Kim Marra reconstructs familiar domestic spaces through her signature geometric compositions and saturated color fields. Drawing from daily items, such as curtains, pillows, plants, bed linens, she uses techniques of collage, displacement, and reassembly to strip these objects of their original context, generating a visual language that feels at once intimate and estranged.
Her work often raises a thought-provoking question: when a space becomes layered with personal memory, cultural background, and sensory experience, does it still belong to a single person? Or does it transform into a psychological container—one that is continually projected upon, reinterpreted, and reshaped by multiple identities? Rather than recreating specific lived environments, Kim constructs ambiguous, floating, and stage-like visual structures that challenge conventional notions of home and belonging.
In Gold Velvet (2025), for instance, a vibrant ochre velvet curtain divides the canvas like a theatrical drape, partially obscuring a pair of retro-patterned pillows behind it.

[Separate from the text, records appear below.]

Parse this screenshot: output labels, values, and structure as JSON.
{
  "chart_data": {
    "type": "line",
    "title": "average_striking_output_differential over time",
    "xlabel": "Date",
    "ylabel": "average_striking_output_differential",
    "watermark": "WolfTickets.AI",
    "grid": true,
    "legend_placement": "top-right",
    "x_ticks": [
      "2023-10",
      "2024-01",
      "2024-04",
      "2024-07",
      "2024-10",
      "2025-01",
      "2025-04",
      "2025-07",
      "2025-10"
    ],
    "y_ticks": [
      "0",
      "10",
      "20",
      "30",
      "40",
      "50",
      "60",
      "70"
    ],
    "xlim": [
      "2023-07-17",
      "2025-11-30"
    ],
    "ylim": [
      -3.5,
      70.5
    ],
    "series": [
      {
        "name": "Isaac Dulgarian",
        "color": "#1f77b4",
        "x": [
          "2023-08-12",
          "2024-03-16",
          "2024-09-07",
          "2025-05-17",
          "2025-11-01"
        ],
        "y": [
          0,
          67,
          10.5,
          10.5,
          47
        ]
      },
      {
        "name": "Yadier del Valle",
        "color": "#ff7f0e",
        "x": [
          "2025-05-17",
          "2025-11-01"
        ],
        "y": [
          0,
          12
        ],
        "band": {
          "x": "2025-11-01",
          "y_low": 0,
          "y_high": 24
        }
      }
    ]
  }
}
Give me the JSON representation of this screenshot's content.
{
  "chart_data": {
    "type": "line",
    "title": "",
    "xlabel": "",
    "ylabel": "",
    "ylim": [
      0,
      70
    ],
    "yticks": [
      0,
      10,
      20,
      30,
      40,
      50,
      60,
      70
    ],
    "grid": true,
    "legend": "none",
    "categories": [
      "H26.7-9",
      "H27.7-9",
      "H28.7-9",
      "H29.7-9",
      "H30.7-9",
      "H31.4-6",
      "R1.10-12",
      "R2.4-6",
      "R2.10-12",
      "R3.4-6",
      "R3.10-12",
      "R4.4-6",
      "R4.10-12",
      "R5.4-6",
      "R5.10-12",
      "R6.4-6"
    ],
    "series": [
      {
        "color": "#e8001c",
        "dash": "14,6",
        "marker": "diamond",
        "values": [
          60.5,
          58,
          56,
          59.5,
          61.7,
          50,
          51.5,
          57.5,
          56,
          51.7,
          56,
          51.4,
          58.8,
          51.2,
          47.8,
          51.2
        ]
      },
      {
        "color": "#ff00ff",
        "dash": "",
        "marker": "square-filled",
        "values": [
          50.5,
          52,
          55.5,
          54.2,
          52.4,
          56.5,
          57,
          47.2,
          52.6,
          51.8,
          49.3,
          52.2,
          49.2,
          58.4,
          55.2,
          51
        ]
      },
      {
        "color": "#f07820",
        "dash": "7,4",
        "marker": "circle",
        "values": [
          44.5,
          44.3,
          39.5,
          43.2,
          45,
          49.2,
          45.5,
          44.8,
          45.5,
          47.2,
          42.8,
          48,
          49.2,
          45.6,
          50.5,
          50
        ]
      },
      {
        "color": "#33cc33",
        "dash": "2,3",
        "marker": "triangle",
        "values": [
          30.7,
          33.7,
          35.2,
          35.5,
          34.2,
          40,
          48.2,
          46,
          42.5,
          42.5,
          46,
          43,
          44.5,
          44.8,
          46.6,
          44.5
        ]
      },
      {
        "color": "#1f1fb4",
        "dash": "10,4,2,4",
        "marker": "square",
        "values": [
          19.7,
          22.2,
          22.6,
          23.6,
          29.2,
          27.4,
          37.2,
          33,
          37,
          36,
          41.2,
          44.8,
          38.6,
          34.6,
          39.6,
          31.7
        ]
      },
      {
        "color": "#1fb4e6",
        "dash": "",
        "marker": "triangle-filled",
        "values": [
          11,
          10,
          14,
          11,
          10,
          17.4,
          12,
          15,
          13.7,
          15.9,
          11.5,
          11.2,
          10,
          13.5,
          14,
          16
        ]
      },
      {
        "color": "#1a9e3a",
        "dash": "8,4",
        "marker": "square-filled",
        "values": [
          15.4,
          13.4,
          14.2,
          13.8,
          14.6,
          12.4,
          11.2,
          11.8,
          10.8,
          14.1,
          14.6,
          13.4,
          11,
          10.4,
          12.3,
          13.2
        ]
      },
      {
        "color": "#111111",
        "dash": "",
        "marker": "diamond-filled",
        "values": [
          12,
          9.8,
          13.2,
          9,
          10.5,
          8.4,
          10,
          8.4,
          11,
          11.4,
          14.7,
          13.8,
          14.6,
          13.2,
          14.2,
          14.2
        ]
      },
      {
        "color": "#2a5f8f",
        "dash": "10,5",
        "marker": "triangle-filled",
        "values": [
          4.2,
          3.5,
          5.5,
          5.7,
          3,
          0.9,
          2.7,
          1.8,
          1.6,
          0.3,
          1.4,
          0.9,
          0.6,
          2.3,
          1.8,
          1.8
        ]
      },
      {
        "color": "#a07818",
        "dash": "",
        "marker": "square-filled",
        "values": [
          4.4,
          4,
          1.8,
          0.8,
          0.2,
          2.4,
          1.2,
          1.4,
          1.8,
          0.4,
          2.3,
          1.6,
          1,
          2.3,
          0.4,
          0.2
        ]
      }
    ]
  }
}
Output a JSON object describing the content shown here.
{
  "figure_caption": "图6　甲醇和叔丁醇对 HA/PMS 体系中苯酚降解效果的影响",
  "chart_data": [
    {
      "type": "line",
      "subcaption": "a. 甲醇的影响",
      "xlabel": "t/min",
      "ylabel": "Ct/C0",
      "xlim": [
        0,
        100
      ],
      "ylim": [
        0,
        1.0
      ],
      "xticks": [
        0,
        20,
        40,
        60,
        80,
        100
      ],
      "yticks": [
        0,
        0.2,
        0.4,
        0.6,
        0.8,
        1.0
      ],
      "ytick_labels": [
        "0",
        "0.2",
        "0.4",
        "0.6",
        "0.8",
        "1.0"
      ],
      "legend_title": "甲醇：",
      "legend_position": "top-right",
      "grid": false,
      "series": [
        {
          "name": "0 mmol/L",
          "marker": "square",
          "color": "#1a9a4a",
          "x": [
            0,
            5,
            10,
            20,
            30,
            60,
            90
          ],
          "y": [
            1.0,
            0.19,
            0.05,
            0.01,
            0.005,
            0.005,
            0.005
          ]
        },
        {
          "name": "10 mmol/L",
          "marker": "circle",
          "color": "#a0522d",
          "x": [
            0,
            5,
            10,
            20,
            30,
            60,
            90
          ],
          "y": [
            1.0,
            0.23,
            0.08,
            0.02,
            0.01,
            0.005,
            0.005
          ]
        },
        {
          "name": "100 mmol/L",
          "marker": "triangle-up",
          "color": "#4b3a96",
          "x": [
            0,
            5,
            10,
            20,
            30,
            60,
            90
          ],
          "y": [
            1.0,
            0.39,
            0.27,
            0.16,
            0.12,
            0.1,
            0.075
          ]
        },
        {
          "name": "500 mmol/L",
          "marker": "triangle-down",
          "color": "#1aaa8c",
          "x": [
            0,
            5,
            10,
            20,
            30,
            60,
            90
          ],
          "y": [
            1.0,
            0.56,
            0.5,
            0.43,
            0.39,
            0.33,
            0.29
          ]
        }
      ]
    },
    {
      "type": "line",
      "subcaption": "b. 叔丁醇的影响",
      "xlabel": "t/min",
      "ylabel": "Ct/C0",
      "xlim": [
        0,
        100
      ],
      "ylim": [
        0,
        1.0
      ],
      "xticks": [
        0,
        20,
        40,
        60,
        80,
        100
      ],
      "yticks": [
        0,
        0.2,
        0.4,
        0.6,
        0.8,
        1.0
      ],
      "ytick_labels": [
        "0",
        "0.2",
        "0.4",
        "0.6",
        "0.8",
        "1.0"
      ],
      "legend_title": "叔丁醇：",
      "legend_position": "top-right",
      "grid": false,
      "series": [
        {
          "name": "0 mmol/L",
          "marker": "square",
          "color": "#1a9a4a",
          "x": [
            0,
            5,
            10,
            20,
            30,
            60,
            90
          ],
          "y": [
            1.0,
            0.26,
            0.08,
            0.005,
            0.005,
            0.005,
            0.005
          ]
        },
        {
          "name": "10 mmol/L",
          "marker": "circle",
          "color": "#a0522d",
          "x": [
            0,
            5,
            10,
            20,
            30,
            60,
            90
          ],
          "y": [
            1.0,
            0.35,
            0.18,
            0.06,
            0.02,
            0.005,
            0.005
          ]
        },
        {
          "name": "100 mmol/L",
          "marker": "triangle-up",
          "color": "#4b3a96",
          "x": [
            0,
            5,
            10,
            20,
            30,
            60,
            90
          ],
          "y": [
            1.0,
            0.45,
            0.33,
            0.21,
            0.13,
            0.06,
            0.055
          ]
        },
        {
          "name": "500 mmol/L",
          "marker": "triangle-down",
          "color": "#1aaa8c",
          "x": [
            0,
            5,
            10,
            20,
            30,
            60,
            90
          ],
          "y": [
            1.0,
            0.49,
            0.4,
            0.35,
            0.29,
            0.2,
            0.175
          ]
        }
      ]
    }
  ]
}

Lush plants peek in from both sides, as if quietly observing an interrupted stage set. The scene is tranquil yet suspenseful, placing the viewer on the edge of a recently vacated space—hovering between familiarity and intrusion. In Interior Design (2024), Kim further destabilizes the logic of space and symbols, turning once-familiar domestic elements into visual signifiers meant to be looked at rather than used. The work exudes a suspended sense of ritual, like a psychological play about the idea of the room itself—mirroring the exhibition’s exploration of spatial belonging and perceptual experience.
In Kim Marra’s practice, the "room" is no longer a symbol of emotional safety or belonging, but a fluid constellation of shifting spatial relationships. Familiar objects cease to be passive; instead, they seem to possess a will of their own, subtly altering the dynamic between viewer and image. This familiarity lies at the heart of the artist’s response to contemporary questions of identity, migration, and visual culture.
Kim Marra invites viewers to approach each fragmented detail with a mix of hesitation and curiosity—because within these seemingly trivial elements, traces of cultural background, psychological position, and sensory perception quietly emerge.